Introduction to Hadoop
What is Hadoop?
Hadoop is an Apache open source framework written in java that allows distributed processing of large datasets across clusters of computers using simple programming models. It is meant for storage and processing of big data in a distributed manner. It is the best solution for handling big data challenges.
Some important features of Hadoop are:
- Open Source
Hadoop is an open source framework which means it is available free of cost. Also, the users are allowed to change the source code as per their requirements.
- Distributed Processing
Hadoop supports distributed processing of data i.e. faster processing. The data in Hadoop HDFS is stored in a distributed manner and MapReduce is responsible for the parallel processing of data.
- Fault Tolerance
Hadoop is highly fault-tolerant. It creates three replicas for each block (default) at different nodes.
- Reliability
Hadoop stores data on the cluster in a reliable manner that is independent of the machine. So, the data stored in the Hadoop environment is not affected by the failure of the machine.
- Scalability
It is compatible with the other hardware and we can easily add/remove the new hardware to the nodes.
- High Availability
The data stored in Hadoop is available to access even after the hardware failure. In case of hardware failure, the data can be accessed from another node.
Hadoop Architecture
At its core, Hadoop has two major layers namely:
- Processing/Computation layer (MapReduce), and
- Storage layer (Hadoop Distributed File System).
1. MapReduce
MapReduce is a programming model for data processing. Hadoop can run MapReduce programs written in Java, Ruby and Python. MapReduce programs are inherently parallel, thus very large scale data analysis can be done fastly. In MapReduce programming, Jobs(applications) are split into a set of map tasks and reduce tasks.

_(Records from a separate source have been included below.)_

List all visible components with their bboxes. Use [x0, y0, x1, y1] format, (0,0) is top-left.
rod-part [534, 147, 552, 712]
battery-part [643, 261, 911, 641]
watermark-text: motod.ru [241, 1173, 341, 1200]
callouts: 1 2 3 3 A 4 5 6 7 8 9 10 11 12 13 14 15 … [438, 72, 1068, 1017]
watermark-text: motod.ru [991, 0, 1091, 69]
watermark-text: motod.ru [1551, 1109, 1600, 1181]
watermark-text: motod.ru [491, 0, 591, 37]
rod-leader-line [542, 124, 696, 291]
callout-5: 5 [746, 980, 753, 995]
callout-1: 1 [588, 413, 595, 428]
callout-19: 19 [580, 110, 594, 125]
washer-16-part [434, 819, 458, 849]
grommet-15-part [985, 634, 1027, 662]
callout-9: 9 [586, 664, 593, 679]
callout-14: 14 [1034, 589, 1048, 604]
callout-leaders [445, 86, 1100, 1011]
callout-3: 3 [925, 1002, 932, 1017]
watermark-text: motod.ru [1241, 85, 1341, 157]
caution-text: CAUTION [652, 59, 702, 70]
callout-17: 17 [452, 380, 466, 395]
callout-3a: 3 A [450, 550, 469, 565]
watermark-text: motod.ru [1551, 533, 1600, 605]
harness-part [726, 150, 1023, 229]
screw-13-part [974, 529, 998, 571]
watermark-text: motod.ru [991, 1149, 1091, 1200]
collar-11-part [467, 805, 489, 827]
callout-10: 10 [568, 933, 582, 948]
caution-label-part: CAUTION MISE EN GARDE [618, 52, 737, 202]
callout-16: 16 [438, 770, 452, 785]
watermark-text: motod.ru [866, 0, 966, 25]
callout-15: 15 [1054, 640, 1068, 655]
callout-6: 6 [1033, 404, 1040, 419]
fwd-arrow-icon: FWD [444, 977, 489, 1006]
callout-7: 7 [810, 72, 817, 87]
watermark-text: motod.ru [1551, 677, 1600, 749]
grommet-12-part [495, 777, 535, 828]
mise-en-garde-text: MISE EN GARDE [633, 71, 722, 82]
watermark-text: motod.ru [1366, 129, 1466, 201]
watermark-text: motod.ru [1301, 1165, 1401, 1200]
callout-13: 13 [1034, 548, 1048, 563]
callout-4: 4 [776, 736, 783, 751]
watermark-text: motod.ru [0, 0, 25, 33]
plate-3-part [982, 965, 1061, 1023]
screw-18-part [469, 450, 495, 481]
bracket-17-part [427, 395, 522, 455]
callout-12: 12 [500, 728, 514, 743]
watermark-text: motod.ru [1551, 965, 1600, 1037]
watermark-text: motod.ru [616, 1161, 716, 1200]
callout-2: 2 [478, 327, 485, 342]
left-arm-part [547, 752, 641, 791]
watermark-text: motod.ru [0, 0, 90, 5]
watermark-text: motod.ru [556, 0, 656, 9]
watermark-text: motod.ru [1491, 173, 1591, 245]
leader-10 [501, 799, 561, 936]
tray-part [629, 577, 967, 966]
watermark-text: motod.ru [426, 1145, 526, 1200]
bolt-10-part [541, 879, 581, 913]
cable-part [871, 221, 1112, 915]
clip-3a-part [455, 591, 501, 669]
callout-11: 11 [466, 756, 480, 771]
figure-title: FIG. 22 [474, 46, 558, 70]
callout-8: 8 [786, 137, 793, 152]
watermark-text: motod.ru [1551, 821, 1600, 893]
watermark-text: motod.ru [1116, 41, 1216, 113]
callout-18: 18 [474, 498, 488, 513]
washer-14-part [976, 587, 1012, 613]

Map task takes care of loading, parsing, transforming and filtering.
The responsibility of reduce task is grouping and aggregating data that is produced by map tasks to generate final output.
2. HDFS
Hadoop File System was developed using distributed file system design. It is run on commodity hardware. Unlike other distributed systems, HDFS is highly fault tolerant and designed using low-cost hardware.
HDFS holds a very large amount of data and provides easier access. To store such huge data, the files are stored across multiple machines. These files are stored in redundant fashion to rescue the system from possible data losses in case of failure. HDFS also makes applications available for parallel processing.
Advantages of Hadoop
- Hadoop framework allows the user to quickly write and test distributed systems. It is efficient, and it automatically distributes the data and work across the machines and in turn, utilises the underlying parallelism of the CPU cores.
- Hadoop does not rely on hardware to provide fault-tolerance and high availability (FTHA), rather Hadoop library itself has been designed to detect and handle failures at the application layer.
- Servers can be added or removed from the cluster dynamically and Hadoop continues to operate without interruption.
- Another big advantage of Hadoop is that apart from being open source, it is compatible on all the platforms since it is Java based.